Europas Staatsschuldenkrisen treffen Versicherte auch in Deutschland

  • Hermannus Pfeiffer
  • Lesedauer: 3 Min.
Die Staatsschuldenkrisen lassen auch die Versicherungskonzerne nicht kalt. Zwar ist der Euro nach Außen eine starke Währung und nach Innen die Preissteigerungsrate vergleichsweise gering. Die Staatsschuldenkrisen von Griechenland, Portugal und anderen Euroländern werden auch die Versicherten in Deutschland noch zu spüren bekommen.

Versicherer sind im Vergleich mit Banken wenig auf den Kapitalmarkt orientiert. Ein Kurssturz an den Börsen lässt deshalb in den Vorstandsetagen von Allianz und Generali keine Warnglocken läuten. Eher tut dies eine Staatsschuldenkrise: Teils aus Unternehmensstrategie, teils aufgrund rechtlicher Vorgaben legen Assekuranzkonzerne das Kapital ihrer Kunden hauptsächlich sicher an. Ganz oben auf der Hitliste stehen dabei wertbeständige Wertpapiere, die sichere Zinszahlungen versprechen. Klassiker sind Bundesschatzbriefe und andere Staatsanleihen, in der Vergangenheit auch gerne von Griechenland, Portugal oder Italien. Bis zum Platzen der Hellas-Blase im April 2010 erschien dies allgemein als grundsolide Strategie.

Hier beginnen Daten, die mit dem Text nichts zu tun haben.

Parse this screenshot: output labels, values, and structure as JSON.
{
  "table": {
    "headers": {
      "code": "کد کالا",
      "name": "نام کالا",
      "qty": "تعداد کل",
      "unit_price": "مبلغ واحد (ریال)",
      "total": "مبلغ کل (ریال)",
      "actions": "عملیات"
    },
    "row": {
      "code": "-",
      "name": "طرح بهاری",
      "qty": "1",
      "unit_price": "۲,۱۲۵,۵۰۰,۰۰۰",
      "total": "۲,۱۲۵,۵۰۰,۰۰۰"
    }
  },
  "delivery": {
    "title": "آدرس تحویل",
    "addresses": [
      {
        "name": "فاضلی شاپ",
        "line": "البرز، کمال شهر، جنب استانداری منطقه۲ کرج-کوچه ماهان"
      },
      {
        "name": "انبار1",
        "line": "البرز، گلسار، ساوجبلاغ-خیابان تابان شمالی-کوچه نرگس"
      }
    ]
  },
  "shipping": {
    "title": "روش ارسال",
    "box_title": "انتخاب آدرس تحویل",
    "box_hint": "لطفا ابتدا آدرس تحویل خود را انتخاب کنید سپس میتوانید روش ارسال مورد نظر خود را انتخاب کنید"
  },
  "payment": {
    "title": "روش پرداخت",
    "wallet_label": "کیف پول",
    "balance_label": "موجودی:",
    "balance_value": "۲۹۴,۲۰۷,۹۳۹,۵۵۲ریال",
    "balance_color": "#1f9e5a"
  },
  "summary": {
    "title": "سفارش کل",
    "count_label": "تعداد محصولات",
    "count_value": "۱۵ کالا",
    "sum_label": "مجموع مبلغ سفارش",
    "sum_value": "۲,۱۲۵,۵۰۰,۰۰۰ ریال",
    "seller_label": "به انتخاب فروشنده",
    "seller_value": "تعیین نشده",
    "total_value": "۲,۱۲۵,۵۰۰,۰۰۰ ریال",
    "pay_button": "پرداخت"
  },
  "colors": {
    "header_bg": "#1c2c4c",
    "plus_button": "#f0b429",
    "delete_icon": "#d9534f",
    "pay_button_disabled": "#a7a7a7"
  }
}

Verbraucherschützer sorgen sich mittlerweile, dass Versicherer bei weiteren Herabstufungen von Staatspapieren zu Notverkäufen gezwungen sein könnten. »Verlieren Wertpapiere den sogenannten Investment Grate, werden sie zu einer riskanten Kapitalanlage«, erläutert Lars Gatschke vom Verbraucherzentrale Bundesverband (vzbv). Die Finanzaufsicht hat diese aber auf fünf Prozent des Kapitals begrenzt und dieser Topf dürfte bei vielen Versicherern bereits gut gefüllt sein. Die Folge könnten Zwangsverkäufe der in diesem Fall dann nahezu wertlosen Papiere sein und damit hohe Verluste für die Versicherungsgesellschaften bringen.

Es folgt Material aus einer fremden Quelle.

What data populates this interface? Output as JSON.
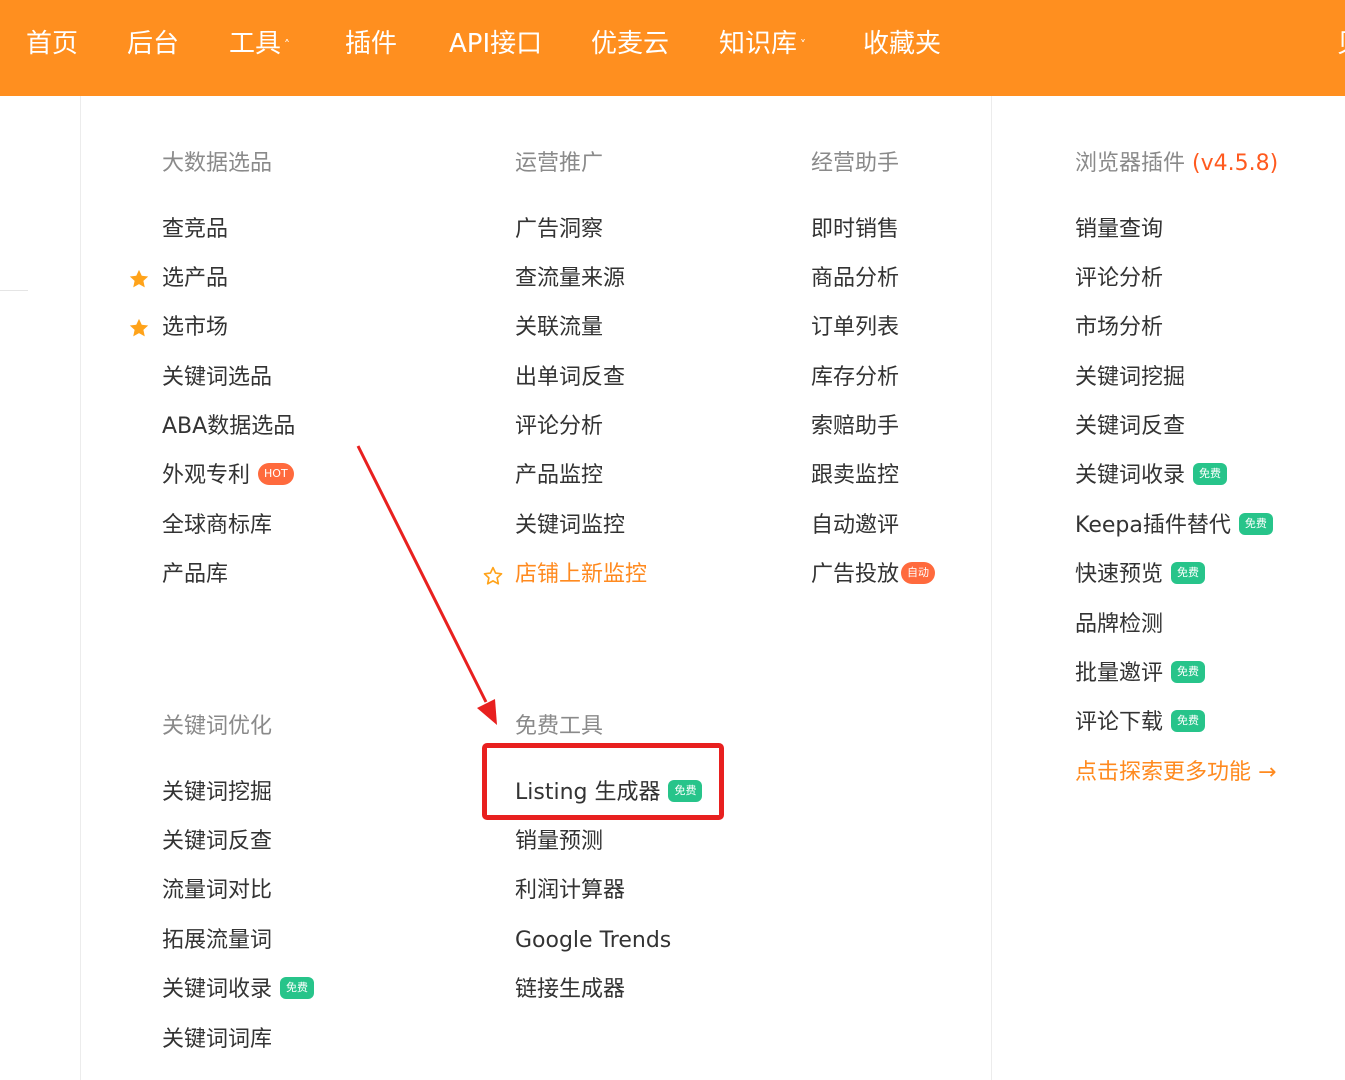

Dazu wird es aber in absehbarer Zeit nicht kommen, versichert die Finanzaufsicht Bafin. »Um Notverkäufe zu vermeiden, haben wir im Mai vergangenen Jahres und jetzt im Juni entsprechende Verlautbarungen veröffentlicht«, beruhigt eine Sprecherin. Damit solle ein »prozyklisches Verhalten« der Unternehmen verhindern werden. Folglich müssen sich Unternehmen nicht von den heiklen Staatspapieren trennen, selbst wenn diese bei den Ratingagenturen durchfallen. Das Engagement in Papieren der »PIIGS-Staaten« (O-Ton Bafin), gemeint sind Portugal, Irland, Italien, Griechenland und Spanien, liegt laut Bafin je nach Staat in einer Bandbreite von rund 0,3 bis etwa 3,0 Prozent der gesamten Kapitalanlagen. Die Risikostreuung scheint damit intakt zu sein.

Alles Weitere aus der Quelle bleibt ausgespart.